WESTON, W.Va. — Lena Lunsford Conaway, sentenced Monday to life in prison without parole for the 2011 death of her 3-year-old daughter Aliayah, contends the local jury that convicted her was biased.
“With all due respect, I feel there was no possible way I could get a fair trial in Lewis County,” she said.
Lewis County Circuit Court Judge Jake Reger handed down the life sentence for murder of a child by failure to provide necessities, of which Lunsford was convicted April 23.
Lunsford also received the maximum sentence of 40 years for death of a child by child abuse. A separate child abuse conviction carries a two- to 10-year sentence, and Lunsford also received one to five years for concealment of a human body.
Reger ruled that the sentences will be served consecutively.
Craig Cole, the adoptive father of Lunsford’s six other children, was relieved to see Lunsford dealt the maximum sentence.
“It’s been a long journey for our family, and we’re just really glad to have it finished and be able to officially put this behind us,” Cole said. “I’m very relieved to know that Lena will never be able to do harm to another child again.”
During the trial, Cole testified that his adopted daughters Kiara and D.C. took several years to come forward with the accusation because they feared Lunsford and what she may do if they recounted the events of that night.

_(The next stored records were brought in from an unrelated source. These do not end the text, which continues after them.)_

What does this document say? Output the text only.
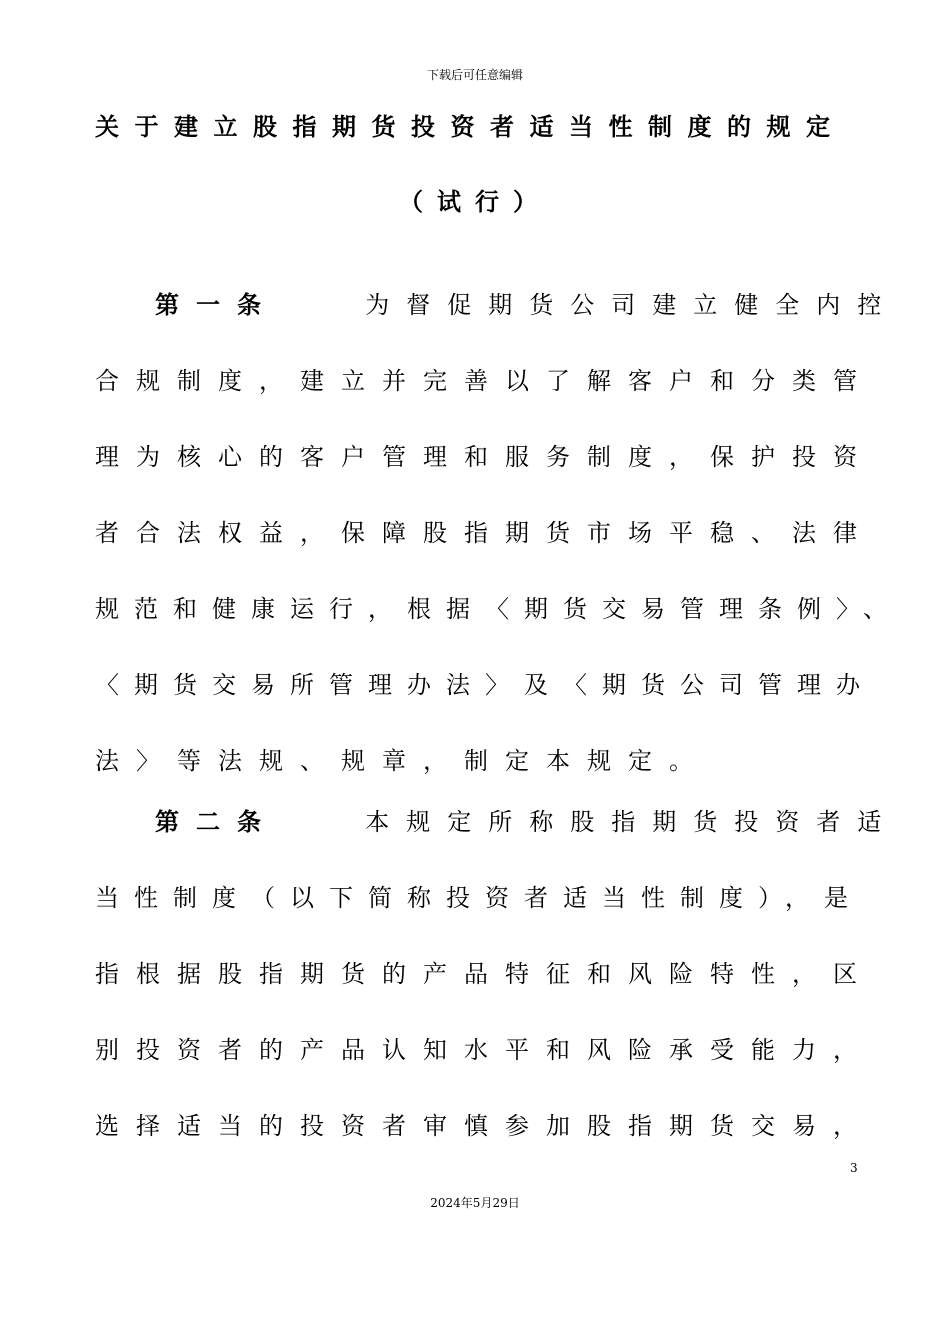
下载后可任意编辑
关于建立股指期货投资者适当性制度的规定
（试行）
第一条	为督促期货公司建立健全内控
合规制度，建立并完善以了解客户和分类管
理为核心的客户管理和服务制度，保护投资
者合法权益，保障股指期货市场平稳、法律
规范和健康运行，根据〈期货交易管理条例〉、
〈期货交易所管理办法〉及〈期货公司管理办
法〉等法规、规章，制定本规定。
第二条	本规定所称股指期货投资者适
当性制度（以下简称投资者适当性制度），是
指根据股指期货的产品特征和风险特性，区
别投资者的产品认知水平和风险承受能力，
选择适当的投资者审慎参加股指期货交易，
3
2024年5月29日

The girls were ages 9 and 11 the night they claim their mother fatally struck Aliayah with a wooden bed slat. They testified that Lunsford disposed of the toddler’s body in a rural area.
“Our concern for the last six years is keeping the girls safe, and it’s just really nice to know that they will continue to be safe,” Cole said.
Following Reger’s decisions, Lunsford said she remains hopeful she will be granted a new trial elsewhere — action her defense attorney, Tom Dyer, has requested in post-trial motions to no avail.
“I feel that I bent over backwards to make sure we had a fair and impartial jury,” Reger said.
Cole said he was disappointed to hear that was Lunsford’s only reaction to sentencing, rather than having any remorse for her crimes.
“The legal team, the law enforcement team, from what I have seen, they went above and beyond. They wanted to make sure that she had a fair trial from day one that we got involved. That was their concern,” Cole said. “I think it just shows that she doesn’t want to take accountability for her actions.”
Dyer previously told MetroNews he expects to keep fighting all the way to the state Supreme Court.
However, Cole said Monday’s outcome brought closure the family needed, considering Aliayah’s body has never been located.
“Right now, as far as we’re concerned it’s finished,” he said. “We’re just going to put it behind us and just continue on with the Aliayah Lunsford Foundation. To us, that’s really want we want to do is just memorialize Aliayah, to make sure that her story continues to get told and that she’s never forgotten.”